演技構成点で真央ちゃんがキムを上回ることが難しいのは、滑る前からわかっていることだ。浅田真央チームは技術要素基礎点の段階で、キムをもっと大きく上回るプログラムを組む必要があった。「ノーミスをして(フィギュアスケート界の不思議な言葉)」、GOEを稼ぐのは、その後のことである。3連続コンビネーションジャンプを演技後半に行い、1割増しを稼ごうとしたことも、ミスを誘発する危険な戦術だったと言える。

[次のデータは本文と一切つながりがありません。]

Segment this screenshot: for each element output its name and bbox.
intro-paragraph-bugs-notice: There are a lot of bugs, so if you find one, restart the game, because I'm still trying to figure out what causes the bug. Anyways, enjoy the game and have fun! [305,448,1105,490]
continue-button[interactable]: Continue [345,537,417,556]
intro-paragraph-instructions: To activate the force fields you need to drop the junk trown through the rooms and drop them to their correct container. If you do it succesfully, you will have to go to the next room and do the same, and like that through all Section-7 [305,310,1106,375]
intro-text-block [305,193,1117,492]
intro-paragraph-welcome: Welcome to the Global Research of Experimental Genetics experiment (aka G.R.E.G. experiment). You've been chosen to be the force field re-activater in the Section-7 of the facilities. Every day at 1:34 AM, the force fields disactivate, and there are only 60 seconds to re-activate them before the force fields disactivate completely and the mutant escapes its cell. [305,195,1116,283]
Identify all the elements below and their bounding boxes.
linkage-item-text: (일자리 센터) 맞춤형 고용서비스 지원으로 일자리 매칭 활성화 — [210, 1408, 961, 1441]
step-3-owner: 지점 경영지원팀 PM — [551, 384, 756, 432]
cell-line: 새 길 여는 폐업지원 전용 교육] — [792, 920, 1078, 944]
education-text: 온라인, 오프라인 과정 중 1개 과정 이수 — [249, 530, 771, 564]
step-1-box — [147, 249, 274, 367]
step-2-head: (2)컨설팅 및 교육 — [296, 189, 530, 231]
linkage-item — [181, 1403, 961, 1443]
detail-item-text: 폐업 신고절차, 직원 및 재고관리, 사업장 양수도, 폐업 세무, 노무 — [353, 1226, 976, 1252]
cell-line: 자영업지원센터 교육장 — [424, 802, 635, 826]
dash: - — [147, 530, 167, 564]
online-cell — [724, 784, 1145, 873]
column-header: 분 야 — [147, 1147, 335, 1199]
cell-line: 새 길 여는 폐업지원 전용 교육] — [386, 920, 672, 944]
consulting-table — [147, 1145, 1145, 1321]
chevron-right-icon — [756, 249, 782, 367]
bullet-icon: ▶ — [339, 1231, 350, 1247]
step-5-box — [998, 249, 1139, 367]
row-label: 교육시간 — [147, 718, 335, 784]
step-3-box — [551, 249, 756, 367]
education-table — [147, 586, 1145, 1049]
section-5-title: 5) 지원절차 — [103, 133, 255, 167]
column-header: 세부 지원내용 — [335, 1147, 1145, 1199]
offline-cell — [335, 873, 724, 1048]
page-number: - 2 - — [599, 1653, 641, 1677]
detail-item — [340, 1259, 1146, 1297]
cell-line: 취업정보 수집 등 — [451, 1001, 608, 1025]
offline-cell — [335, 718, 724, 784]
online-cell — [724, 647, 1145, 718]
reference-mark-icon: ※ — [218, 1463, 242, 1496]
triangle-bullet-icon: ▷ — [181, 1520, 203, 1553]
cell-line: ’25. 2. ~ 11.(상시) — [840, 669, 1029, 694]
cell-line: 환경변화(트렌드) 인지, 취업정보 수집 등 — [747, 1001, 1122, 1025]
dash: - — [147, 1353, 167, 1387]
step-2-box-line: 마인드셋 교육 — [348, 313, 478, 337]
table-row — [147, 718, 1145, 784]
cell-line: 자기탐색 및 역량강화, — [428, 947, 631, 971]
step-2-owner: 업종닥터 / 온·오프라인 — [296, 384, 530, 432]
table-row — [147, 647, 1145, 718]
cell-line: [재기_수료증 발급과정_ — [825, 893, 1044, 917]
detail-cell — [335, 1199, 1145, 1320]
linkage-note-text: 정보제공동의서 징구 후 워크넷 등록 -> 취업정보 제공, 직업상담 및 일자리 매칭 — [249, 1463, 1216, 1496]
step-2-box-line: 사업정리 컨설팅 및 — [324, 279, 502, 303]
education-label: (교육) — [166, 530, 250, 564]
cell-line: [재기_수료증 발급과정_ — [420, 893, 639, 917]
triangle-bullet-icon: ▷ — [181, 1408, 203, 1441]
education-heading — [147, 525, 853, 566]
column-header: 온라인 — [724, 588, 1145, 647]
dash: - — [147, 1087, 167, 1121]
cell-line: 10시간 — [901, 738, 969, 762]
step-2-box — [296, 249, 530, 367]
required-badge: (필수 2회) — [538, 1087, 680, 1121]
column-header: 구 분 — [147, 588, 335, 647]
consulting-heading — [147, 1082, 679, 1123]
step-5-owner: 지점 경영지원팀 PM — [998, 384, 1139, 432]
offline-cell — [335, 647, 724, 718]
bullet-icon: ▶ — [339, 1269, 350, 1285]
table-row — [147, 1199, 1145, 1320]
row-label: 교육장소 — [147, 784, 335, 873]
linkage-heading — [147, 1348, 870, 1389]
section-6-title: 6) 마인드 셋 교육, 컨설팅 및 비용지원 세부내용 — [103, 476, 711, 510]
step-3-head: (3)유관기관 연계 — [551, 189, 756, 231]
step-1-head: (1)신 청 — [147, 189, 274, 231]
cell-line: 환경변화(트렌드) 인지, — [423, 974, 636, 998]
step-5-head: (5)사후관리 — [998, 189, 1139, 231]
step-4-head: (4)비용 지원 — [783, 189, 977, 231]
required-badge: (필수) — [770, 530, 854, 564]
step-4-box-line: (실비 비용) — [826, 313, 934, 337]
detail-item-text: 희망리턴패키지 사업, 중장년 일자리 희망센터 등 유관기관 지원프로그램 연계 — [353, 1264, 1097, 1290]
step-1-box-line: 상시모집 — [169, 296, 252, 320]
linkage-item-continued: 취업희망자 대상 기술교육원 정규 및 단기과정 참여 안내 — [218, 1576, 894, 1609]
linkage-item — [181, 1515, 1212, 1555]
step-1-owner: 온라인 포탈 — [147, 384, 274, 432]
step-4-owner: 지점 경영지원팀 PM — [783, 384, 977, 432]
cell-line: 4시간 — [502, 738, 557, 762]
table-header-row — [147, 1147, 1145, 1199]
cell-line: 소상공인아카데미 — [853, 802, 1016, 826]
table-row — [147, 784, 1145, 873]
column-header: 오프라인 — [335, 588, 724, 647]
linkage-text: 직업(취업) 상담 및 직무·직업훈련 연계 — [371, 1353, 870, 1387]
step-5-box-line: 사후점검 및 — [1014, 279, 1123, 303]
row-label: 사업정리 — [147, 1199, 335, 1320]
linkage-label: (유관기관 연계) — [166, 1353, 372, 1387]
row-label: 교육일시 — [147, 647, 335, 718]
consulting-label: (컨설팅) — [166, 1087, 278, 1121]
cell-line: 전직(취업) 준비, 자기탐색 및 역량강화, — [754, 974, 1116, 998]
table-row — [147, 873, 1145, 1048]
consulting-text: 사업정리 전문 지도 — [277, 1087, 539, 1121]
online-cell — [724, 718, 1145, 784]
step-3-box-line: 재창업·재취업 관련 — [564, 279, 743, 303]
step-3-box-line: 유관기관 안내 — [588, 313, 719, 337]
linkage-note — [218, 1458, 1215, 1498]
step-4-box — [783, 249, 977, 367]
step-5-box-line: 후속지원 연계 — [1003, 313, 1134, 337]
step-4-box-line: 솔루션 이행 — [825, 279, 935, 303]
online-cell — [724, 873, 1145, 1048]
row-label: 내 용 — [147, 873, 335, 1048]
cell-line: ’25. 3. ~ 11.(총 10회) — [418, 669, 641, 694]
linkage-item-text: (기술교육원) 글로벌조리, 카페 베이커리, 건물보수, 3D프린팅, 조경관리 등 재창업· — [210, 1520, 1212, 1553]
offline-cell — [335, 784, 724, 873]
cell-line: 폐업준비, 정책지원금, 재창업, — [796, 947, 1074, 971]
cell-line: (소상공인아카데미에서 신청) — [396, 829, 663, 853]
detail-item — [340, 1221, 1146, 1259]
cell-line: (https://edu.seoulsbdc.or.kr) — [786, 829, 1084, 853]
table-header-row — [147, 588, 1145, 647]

「真央対ヨナ」はよく「ジャンプ対表現力」の勝負と言われているが、ジャンプのみの勝負を考えても、真央ちゃんのプログラムは不利なのである。3+3、2+3のコンビネーションジャンプを決めてくる相手に対して、コンビネーションの1つ目で3アクセルを決めても、2つ目が2回転であれば、3アクセルの価値は相殺される。「ルール上3アクセルの基礎点をもっと上げるべき」と本田武史は言っていたが、3アクセルの基礎点8.2は、直下の3ルッツ6.0より既に2.2高く設定されており、これ以上の「高評価」は難しいだろう。

ジャンプ以外の技術要素を比較したのが、以下の表である。



Planned Elements Executed Elements Base Value GOE Score
Kim FCoSp FCoSp4 3.00 0.80 3.80
Asada FCoSp FCoSp4 3.00 0.80 3.80
Kim SpSq SpSq4 3.40 2.00 5.40
Asada SpSq SpSq4 3.40 2.60 6.00
Kim SlSt SlSt3 3.30 1.00 4.30
Asada SlSt SlSt3 3.30 1.10 4.40
Kim FSSp FSSp4 3.00 0.60 3.60
Asada FSSp FSSp4 3.00 0.80 3.80
Kim CCoSp CCoSp4 3.50 1.00 4.50
Asada CCoSp CCoSp4 3.50 0.80 4.30

要素のレヴェル、つまり基礎点はすべて同じ。GOEはトータルで真央ちゃんが0.70上回っている。真央ちゃんはジャンプ以外の技術で、キムを上回っているのだ。

3アクセルの完成度/安定度を上げるのはもちろんのこと、それ以外に今後真央ちゃんが頑張らなければならないポイントは、以下の2つである。

・苦手な3ルッツを克服して取り入れること
・コンビネーションジャンプの2つ目以降に3回転ジャンプを跳べるようになること

その上で、浅田真央チームは、基礎点算出の時点で演技構成点の差を埋められる計算が立つ「勝てるプログラム」を組むことが必要だ。今回のプログラムは、キムがミスをすることに賭けた、「勝てないプログラム」だったのである。

真央ちゃんが「ノーミス」を目指すのは、その後のことであり、キム・ヨナとのGOEや演技構成点のあからさまな差に我々が疑問を呈するのは、さらにその後のことである。